Angepinnt Finanzagenten / Was ist ein Finanzagent / eine Finanzagentin ?

  • Finanzagenten / Was ist ein Finanzagent / eine Finanzagentin ?

    Im Zusammenhang mit Betrug im Internet, insbesondere auf der eBay-Plattform oder den Kleinanzeigen, sind immer wieder sogenannte Finanzagenten im Spiel.

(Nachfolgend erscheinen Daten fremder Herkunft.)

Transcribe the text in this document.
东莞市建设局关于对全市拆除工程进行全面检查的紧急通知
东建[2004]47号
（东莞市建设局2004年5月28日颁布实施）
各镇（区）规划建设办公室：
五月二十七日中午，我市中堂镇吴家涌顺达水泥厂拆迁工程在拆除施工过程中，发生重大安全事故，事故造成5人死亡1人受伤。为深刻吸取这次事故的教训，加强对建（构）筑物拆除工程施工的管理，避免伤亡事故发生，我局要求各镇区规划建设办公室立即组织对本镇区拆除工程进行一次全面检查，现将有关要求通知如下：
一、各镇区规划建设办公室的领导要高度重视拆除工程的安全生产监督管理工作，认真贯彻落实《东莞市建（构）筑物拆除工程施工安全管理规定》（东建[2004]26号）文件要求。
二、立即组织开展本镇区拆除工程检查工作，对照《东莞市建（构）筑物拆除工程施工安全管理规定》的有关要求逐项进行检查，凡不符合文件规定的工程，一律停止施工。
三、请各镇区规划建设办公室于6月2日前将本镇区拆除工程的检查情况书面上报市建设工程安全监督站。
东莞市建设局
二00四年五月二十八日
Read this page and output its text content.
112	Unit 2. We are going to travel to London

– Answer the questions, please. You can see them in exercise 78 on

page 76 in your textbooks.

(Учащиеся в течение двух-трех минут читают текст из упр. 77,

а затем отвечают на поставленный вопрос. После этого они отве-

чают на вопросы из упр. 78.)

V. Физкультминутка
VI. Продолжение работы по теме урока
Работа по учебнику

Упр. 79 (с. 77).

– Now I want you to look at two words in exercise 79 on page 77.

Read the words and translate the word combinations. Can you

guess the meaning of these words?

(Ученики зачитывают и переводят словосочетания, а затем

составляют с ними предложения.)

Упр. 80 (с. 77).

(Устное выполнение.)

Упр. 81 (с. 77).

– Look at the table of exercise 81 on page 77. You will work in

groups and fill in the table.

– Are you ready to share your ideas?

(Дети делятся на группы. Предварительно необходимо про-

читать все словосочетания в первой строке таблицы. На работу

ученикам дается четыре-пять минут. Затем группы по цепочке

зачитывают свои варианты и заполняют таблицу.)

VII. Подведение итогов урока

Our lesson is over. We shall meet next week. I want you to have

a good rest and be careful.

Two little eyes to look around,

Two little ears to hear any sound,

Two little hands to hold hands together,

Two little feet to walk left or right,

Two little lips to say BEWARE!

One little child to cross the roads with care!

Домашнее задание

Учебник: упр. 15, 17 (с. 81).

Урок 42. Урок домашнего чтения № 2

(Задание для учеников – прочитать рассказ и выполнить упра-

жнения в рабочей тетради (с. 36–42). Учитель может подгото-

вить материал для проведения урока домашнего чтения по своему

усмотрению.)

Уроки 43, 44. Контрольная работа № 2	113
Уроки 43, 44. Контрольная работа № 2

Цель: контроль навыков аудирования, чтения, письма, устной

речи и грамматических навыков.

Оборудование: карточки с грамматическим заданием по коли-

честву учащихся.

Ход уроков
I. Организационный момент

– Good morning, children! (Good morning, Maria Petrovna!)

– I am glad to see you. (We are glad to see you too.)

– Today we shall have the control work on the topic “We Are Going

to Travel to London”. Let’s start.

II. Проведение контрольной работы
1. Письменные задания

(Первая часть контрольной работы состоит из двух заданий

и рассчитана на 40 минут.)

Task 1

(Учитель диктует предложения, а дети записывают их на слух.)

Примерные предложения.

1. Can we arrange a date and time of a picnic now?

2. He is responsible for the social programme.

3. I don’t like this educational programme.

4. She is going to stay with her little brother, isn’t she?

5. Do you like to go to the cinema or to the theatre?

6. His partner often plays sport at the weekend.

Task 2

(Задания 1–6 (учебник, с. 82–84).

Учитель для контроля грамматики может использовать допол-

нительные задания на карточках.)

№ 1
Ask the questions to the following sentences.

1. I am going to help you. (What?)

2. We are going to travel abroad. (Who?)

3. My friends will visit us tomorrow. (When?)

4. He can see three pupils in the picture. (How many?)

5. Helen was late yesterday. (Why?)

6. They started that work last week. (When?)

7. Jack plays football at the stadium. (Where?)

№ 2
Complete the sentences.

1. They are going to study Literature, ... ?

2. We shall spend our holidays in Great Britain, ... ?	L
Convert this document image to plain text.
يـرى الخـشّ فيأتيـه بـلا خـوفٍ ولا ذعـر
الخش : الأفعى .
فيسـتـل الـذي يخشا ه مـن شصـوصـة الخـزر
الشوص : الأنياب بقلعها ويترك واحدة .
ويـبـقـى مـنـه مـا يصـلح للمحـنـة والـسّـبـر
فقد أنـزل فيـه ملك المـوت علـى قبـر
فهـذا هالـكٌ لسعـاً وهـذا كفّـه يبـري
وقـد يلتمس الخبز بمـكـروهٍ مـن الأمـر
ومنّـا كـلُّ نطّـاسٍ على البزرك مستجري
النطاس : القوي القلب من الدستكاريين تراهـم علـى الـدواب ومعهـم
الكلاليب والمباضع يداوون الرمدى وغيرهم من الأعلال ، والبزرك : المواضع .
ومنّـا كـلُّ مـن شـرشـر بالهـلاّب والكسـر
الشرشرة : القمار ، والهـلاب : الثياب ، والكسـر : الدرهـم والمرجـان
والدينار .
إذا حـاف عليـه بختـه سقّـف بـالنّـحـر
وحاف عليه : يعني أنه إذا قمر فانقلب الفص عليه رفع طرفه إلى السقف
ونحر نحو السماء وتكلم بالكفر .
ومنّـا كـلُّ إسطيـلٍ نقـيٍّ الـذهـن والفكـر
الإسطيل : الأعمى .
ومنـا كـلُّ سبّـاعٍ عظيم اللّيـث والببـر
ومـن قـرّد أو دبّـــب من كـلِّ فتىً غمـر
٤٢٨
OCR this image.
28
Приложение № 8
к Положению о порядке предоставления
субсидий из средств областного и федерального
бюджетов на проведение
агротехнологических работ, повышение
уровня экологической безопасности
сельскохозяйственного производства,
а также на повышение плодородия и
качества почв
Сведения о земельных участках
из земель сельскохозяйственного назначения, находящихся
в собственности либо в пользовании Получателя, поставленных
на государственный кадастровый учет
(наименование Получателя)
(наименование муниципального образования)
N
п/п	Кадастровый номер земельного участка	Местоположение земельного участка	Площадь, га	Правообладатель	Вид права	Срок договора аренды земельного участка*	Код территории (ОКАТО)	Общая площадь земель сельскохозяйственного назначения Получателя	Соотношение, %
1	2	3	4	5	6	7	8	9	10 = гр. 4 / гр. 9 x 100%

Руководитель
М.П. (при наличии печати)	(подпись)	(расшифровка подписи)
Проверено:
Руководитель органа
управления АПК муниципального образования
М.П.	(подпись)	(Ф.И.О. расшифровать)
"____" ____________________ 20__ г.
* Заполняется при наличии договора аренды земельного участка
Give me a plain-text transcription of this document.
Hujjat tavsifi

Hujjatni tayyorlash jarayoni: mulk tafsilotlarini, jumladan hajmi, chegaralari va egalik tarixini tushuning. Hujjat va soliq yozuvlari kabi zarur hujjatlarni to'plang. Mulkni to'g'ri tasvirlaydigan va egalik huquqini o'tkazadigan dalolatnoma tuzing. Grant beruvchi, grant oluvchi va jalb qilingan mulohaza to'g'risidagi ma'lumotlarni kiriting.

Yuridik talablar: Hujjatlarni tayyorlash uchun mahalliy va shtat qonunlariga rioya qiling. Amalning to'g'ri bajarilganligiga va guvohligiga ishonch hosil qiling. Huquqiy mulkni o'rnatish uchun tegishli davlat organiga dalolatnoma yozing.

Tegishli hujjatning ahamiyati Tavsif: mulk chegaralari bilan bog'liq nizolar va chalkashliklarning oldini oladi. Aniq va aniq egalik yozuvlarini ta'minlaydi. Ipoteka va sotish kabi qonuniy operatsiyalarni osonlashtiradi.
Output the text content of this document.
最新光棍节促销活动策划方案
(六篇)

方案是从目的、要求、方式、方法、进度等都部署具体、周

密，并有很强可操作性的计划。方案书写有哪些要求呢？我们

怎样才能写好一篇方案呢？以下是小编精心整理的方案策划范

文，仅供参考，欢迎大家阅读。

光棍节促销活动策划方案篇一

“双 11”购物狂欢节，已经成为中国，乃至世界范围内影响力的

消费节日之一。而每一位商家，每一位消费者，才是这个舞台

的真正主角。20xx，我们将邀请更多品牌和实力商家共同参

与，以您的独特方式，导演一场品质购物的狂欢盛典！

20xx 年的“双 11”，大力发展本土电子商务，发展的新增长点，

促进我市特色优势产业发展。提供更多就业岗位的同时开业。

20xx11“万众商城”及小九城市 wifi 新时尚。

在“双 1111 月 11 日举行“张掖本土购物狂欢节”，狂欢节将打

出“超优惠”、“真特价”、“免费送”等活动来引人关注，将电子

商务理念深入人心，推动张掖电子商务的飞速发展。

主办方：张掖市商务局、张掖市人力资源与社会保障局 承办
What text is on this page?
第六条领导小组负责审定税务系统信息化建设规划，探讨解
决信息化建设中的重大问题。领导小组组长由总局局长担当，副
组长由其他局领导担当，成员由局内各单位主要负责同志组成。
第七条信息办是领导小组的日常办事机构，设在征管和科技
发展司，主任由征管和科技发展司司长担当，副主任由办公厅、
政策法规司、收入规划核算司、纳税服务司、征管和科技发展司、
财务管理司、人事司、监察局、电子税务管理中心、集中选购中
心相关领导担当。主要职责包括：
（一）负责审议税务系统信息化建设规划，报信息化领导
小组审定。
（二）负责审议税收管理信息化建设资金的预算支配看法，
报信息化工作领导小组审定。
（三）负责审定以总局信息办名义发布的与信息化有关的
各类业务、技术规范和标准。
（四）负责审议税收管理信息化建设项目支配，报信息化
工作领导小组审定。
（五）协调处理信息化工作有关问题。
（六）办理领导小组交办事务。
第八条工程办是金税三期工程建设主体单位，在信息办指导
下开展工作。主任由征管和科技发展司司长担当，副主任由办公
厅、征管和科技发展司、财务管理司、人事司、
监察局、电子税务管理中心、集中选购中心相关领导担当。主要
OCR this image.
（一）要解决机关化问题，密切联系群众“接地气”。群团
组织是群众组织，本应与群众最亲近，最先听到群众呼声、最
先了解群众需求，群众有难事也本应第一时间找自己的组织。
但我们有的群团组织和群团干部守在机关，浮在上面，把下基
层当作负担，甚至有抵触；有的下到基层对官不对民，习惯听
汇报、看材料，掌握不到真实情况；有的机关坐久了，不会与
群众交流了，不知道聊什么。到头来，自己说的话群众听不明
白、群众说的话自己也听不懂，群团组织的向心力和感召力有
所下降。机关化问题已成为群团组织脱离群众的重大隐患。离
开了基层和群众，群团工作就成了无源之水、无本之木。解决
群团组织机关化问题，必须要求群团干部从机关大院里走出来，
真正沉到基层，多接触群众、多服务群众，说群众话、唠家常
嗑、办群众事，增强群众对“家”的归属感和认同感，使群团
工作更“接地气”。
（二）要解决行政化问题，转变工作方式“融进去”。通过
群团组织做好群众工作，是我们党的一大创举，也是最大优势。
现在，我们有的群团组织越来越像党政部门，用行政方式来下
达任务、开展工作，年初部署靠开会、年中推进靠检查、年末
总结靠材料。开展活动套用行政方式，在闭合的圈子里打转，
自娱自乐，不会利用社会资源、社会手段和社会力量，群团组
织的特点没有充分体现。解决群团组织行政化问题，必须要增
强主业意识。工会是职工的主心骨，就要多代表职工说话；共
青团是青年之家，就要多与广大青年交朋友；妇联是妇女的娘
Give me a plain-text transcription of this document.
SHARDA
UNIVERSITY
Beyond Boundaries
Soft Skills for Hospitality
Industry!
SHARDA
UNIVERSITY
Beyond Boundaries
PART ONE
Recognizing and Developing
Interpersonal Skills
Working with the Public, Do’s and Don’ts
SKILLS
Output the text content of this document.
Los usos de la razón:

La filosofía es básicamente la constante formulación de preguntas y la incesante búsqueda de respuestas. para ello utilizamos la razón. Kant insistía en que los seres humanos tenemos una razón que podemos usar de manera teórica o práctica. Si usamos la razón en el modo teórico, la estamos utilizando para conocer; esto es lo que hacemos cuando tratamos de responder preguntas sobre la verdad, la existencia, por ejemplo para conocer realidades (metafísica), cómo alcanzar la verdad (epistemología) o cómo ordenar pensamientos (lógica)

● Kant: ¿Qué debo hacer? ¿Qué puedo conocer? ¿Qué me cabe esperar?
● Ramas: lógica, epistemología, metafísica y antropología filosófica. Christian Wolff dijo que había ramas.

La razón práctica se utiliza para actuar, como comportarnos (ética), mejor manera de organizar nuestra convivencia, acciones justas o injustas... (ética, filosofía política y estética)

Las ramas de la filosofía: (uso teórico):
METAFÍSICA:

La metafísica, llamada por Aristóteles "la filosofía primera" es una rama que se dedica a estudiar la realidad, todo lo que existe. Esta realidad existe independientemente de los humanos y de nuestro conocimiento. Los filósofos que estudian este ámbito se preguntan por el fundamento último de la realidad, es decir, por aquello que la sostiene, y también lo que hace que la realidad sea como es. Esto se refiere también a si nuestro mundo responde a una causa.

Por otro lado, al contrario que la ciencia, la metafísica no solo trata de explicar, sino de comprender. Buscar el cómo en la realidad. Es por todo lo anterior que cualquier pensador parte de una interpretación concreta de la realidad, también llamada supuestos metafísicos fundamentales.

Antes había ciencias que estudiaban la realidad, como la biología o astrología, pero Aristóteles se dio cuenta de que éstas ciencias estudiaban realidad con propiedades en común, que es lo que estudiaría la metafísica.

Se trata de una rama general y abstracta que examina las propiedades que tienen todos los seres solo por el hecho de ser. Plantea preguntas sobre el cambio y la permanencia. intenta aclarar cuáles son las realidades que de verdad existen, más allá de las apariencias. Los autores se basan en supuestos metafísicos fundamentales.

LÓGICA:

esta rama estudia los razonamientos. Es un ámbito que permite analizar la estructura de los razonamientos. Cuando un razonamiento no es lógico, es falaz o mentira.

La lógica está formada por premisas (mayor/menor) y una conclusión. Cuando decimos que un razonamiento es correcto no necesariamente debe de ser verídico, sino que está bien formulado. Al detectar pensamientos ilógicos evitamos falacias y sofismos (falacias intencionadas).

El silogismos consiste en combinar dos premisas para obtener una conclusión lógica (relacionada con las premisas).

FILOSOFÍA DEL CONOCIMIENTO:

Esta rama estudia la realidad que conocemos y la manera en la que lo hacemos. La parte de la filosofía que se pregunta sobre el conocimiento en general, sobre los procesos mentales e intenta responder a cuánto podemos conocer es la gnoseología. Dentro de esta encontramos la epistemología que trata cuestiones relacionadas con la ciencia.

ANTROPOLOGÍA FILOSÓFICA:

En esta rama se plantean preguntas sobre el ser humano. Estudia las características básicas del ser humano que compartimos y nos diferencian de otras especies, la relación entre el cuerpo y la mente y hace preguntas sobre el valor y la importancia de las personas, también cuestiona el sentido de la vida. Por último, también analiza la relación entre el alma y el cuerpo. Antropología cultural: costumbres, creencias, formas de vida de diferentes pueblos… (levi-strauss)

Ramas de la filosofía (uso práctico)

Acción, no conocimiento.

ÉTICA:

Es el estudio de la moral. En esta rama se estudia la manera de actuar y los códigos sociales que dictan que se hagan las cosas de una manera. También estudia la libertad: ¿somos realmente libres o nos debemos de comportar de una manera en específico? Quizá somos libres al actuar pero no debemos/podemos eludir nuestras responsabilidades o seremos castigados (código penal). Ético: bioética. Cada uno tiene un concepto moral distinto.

    Sofern es sich bei dem Kontoinhaber um eine real existierende Person handelt, wurde diese vermutlich als sogenannter "Finanzagent" von den eigentlichen Tätern angeworben, siehe auch
    http://www.polizei-beratung.de/themen-un…r-opfer-an.html
    de.wikipedia.org/wiki/Finanzagent
    antigeldwaesche.de/Straftaten/Finanzagent.html

    Der Kontoinhaber wird in diesem Fall vermutlich vom Betrugsverdacht freigsprochen bzw die betreffenden Ermittlungen gegen ihn werden eingestellt, da er selbst keine tatsächlichen Betrugsabsichten hatte. Eine Strafverfolgung wegen Geldwäsche liegt im Ermessen des zuständigen Staatsanwaltes, häufig kommt es unabhängig von der Einstellung der Betrugsermittlungen aufgrund dieses Deliktes später doch noch zu einem Verfahren gegen den Kontoinhaber.

    Wichtig für die betrogenen Käufer ist aber Folgendes:

    :!: Die Einstellung der Betrugsermittlungen hat keinerlei Einfluss auf die zivilrechtliche Haftung des Kontoinhabers :!:
    Dh, für den Schaden, der den betrogenen Käufern entstanden ist, muss der Kontoinhaber trotzdem aufkommen,
    auch wenn dieser sich vermutlich mit der Ausrede des "unschuldigen Opfers" davor drücken will.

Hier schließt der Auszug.